Fox Lake is a town of pristine lakes and trees, a recreational paradise located about 15 miles west of the Great America amusement park in Gurnee.
It is the heart of the Chain O’ Lakes area, a favorite of boaters in the summer and snowmobilers in the winter.
And, in between seasons, Grant’s football team has become the main attraction.
With back-to-back victories over big-school powers Warren and Libertyville the last two weeks, Grant is emerging as a genuine state-title contender–especially in this season of the eight-class playoff format.
“We haven’t started out 4-0 since 1986,” said athletic director Frank Cittadino, who was the offensive coordinator back then. “Everyone else is looking at those two wins as upsets. But our kids were very confident going in.”
At the core of that confidence is a quarterback named Eric Lemcke, who has accounted for 905 yards total offense and 12 touchdowns with no interceptions. After his team fell to the Bulldogs 27-13 last Friday, Libertyville coach Randy Kuceyeski–who had already gone up against New Trier’s Mike Duda–called Lemcke “the best quarterback we’ve seen all year.”
Lemcke is still trying to fathom the extent of Grant’s accomplishment.
“You can’t really believe it,” Lemcke said. “It hasn’t really sunk in yet. Our coaches are calling it the biggest two weeks of Grant High School. Beating Libertyville might have been the biggest win ever at Grant. Our season will start to get scarier, because now we’ll be expected to beat everybody.”
It begins with Vernon Hills (3-1) Friday night in both teams’ North Suburban Prairie opener. Grant has become a marked program.
“It feels pretty cool,” Lemcke said. “A bunch of us players went to see the Antioch-Round Lake game on Monday that had been postponed from last week. People we didn’t know were coming up to us and shaking our hands.
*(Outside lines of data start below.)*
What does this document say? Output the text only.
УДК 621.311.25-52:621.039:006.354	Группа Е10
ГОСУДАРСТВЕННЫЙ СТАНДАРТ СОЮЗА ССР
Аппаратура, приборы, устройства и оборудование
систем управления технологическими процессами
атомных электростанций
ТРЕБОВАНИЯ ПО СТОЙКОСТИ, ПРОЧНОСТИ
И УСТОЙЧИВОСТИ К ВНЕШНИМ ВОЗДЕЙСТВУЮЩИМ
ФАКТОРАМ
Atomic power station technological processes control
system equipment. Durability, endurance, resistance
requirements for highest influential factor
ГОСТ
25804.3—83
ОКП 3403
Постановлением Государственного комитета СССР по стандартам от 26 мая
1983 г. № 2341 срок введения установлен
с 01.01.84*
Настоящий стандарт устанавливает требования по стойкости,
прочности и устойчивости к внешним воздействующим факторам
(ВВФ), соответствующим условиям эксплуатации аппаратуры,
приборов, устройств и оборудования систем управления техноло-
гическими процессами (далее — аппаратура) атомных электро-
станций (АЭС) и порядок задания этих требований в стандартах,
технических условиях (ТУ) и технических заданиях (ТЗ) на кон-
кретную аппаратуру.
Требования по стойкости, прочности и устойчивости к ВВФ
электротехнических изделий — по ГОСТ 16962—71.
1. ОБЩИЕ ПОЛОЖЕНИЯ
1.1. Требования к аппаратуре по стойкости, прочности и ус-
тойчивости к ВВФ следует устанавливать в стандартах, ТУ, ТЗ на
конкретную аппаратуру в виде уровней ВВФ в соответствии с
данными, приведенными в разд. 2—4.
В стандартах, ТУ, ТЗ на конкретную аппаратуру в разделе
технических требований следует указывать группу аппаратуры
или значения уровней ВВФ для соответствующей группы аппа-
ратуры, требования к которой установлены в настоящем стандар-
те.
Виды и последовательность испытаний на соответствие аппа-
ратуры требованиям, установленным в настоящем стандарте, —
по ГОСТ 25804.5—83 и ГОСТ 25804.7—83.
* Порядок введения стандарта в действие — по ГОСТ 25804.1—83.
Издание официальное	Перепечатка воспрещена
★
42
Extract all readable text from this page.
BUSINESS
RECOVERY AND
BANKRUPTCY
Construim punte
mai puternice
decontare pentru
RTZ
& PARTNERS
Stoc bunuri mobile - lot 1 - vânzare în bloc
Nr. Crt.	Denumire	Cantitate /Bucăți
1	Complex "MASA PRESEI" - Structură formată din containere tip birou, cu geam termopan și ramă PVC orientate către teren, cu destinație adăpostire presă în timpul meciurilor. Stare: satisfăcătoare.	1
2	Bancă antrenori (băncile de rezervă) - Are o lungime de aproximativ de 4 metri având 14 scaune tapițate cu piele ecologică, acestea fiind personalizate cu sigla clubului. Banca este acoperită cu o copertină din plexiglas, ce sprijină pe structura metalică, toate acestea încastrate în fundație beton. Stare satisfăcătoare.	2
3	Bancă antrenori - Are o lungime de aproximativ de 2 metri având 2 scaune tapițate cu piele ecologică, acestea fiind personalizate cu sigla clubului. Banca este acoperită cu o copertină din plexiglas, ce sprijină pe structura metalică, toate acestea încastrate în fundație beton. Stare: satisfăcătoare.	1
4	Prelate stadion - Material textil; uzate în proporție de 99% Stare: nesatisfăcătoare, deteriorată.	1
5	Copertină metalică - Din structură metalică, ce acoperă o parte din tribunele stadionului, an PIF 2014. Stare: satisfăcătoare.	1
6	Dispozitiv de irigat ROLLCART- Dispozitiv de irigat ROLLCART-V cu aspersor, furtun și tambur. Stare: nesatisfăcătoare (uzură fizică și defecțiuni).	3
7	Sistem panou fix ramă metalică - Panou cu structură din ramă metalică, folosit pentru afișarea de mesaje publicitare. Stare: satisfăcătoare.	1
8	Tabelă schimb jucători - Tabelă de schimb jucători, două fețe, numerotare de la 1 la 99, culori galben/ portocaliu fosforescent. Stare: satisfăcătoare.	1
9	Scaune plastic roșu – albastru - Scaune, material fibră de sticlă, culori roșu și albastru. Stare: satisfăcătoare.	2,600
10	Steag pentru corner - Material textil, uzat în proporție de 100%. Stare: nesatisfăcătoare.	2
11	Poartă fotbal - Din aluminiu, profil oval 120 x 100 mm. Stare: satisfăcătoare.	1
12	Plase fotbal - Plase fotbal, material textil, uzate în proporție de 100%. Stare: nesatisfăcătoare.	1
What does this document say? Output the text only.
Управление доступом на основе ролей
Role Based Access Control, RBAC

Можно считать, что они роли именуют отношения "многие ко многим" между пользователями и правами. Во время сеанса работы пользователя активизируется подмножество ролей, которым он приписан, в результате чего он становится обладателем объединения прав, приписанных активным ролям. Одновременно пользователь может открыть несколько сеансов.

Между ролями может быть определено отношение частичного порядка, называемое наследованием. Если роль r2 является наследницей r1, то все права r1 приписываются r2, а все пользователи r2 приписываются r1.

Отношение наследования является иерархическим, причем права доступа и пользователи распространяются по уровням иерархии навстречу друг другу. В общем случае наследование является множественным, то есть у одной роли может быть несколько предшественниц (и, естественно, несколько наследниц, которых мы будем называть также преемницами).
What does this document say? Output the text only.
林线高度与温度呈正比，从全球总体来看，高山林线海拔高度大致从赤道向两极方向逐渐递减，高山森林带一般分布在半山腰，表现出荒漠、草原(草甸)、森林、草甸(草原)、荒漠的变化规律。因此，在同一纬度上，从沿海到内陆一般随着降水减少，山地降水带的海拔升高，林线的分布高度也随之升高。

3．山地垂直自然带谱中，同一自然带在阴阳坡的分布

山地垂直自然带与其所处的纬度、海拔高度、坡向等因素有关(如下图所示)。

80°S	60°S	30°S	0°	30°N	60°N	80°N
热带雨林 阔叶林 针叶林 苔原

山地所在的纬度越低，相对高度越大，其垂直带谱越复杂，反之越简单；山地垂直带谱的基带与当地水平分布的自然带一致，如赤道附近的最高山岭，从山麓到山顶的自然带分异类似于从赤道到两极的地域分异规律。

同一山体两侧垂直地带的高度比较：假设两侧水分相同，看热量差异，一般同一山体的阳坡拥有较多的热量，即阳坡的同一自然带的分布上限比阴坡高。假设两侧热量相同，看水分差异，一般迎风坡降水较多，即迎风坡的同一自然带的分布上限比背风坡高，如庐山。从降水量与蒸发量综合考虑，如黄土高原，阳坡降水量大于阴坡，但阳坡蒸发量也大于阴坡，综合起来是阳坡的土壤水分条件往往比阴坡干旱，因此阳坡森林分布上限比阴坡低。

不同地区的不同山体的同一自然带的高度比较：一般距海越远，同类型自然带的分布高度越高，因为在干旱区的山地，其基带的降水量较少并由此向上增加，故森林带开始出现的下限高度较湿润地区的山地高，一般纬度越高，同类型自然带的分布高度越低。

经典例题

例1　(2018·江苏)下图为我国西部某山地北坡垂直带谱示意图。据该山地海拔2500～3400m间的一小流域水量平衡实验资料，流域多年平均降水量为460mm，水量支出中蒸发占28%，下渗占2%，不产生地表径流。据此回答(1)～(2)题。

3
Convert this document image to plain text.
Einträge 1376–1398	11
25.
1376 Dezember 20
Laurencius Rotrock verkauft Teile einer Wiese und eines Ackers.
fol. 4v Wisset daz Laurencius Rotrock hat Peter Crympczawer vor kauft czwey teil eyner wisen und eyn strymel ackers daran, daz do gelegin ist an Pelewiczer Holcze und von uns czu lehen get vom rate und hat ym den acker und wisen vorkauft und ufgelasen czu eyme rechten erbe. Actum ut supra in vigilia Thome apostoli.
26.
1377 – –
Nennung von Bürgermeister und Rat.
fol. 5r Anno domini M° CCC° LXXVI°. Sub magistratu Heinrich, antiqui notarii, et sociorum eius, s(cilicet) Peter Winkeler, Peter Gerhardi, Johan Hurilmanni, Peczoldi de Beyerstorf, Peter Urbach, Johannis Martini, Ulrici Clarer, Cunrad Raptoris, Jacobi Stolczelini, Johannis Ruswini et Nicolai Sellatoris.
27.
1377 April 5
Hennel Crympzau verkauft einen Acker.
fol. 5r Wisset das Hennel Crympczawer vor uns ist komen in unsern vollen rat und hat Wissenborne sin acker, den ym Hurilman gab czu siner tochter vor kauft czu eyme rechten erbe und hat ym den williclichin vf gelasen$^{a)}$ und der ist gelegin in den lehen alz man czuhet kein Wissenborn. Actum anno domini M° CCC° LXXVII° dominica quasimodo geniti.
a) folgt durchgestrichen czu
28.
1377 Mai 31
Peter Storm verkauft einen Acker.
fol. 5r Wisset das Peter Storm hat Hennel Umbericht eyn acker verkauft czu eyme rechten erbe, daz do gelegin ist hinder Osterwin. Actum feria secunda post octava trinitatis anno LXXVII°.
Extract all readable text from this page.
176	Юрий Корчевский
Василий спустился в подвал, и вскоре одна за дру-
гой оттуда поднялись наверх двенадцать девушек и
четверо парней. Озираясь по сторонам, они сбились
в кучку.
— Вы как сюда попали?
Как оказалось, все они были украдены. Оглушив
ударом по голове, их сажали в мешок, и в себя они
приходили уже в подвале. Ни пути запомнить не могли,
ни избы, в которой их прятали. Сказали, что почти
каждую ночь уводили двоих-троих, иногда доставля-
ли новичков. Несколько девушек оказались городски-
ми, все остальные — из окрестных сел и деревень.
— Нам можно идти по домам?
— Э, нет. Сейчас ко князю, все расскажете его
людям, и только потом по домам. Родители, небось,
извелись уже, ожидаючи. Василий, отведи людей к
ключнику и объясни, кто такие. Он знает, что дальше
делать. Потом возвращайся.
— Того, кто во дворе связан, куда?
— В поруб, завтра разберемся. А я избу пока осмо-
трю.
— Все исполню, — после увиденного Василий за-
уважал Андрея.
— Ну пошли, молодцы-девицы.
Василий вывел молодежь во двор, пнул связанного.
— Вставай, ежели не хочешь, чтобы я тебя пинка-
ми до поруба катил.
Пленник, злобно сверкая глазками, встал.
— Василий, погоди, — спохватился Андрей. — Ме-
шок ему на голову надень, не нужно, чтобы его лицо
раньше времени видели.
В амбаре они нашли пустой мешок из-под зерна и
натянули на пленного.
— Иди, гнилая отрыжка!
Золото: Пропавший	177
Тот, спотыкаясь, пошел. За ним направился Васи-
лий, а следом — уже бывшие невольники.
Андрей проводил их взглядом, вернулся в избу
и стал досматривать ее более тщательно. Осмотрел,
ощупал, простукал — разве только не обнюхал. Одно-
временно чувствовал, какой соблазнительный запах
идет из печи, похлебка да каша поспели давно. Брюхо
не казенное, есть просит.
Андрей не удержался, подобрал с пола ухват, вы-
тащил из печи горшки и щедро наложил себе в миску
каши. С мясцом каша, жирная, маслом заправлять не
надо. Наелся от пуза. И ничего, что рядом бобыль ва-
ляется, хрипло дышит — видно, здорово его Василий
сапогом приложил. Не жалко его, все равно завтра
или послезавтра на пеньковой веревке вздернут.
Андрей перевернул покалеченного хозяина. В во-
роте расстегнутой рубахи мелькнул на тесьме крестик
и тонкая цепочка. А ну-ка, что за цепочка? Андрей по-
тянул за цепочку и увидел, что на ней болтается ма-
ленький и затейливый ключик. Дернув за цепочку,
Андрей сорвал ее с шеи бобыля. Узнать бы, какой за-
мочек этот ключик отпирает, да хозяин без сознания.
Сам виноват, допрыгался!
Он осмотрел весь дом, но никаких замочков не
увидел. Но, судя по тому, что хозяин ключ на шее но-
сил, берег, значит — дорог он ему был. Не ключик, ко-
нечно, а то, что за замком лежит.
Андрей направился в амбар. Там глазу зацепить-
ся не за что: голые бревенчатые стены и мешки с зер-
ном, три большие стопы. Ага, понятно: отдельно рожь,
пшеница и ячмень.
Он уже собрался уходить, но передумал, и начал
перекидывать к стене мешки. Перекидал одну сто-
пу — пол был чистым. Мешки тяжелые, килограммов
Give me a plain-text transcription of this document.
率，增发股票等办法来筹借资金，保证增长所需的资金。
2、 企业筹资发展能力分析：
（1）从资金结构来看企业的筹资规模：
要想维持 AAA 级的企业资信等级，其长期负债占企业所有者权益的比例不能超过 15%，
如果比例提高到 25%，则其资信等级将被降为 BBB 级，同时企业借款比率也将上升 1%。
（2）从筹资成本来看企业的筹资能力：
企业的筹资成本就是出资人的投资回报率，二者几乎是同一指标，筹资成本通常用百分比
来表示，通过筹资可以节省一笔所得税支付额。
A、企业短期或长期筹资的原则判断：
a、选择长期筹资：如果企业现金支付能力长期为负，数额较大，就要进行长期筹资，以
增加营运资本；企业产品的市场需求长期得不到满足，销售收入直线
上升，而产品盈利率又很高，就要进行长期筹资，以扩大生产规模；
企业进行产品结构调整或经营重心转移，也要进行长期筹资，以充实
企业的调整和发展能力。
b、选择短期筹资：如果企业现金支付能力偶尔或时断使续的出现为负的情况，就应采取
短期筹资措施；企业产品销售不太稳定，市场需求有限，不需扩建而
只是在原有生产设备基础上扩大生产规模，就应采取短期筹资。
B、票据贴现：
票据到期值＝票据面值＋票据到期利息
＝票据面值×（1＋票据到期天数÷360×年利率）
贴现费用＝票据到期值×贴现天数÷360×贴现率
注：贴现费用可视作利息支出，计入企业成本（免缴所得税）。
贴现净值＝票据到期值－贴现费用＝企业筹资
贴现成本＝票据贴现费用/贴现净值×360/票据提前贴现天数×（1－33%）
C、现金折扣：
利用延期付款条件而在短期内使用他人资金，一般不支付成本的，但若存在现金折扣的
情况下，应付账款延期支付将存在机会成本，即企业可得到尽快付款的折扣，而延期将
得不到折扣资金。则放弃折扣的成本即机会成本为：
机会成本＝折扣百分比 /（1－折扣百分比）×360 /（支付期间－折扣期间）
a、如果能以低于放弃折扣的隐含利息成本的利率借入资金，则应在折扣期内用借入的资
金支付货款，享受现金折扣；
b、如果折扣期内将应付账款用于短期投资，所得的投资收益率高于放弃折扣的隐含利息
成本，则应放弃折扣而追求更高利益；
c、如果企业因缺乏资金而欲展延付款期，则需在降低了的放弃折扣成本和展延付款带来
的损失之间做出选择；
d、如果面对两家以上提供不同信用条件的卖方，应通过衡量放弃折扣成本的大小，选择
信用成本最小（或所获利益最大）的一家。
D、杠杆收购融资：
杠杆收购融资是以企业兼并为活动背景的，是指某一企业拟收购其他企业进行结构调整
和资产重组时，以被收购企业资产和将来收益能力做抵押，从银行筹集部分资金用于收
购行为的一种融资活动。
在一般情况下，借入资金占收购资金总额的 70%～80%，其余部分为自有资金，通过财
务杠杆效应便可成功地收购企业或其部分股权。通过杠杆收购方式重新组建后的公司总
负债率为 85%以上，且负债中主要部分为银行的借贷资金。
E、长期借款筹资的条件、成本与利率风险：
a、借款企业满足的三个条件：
The Antioch crowd began heckling us. When you get noticed, that’s when you know you’re turning heads.”
Grant coach Mark Barczak didn’t want any swollen heads after his team upset Warren. So he hustled the Bulldogs onto the bus afterward and didn’t allow any postgame interviews.
“A lot of the local reporters were angry with me,” Barczak said. “I didn’t want anyone to know about us. I guess after the Libertyville game, everyone knows.”
Grant thrives on a ball-control offense led by Lemcke and running backs Nathan Rodriguez and Ivan Gonzalez. A smallish offensive line is bulked up by 6-foot-4-inch, 270-pound rotating tackle Jason Purcell, while the defense features Mutt ‘n’ Jeff interior linemen Ryan Bell (6-5, 320) and Matt Fiordirosa (5-7, 145).
“Fox Lake is still a small town in a lot of ways,” Barczak said. “People rally around the team pretty good. A lot of former players are coming to our games.”
And that doesn’t include assistant coaches Kurt Rous, Tom Evans and Brett Bending–the first two who played for ex-Grant coach Mike Rogowski and the latter who played for Barczak.
“After we beat Warren, people thought it was a fluke,” Cittadino said. “Now everyone knows Grant is for real.”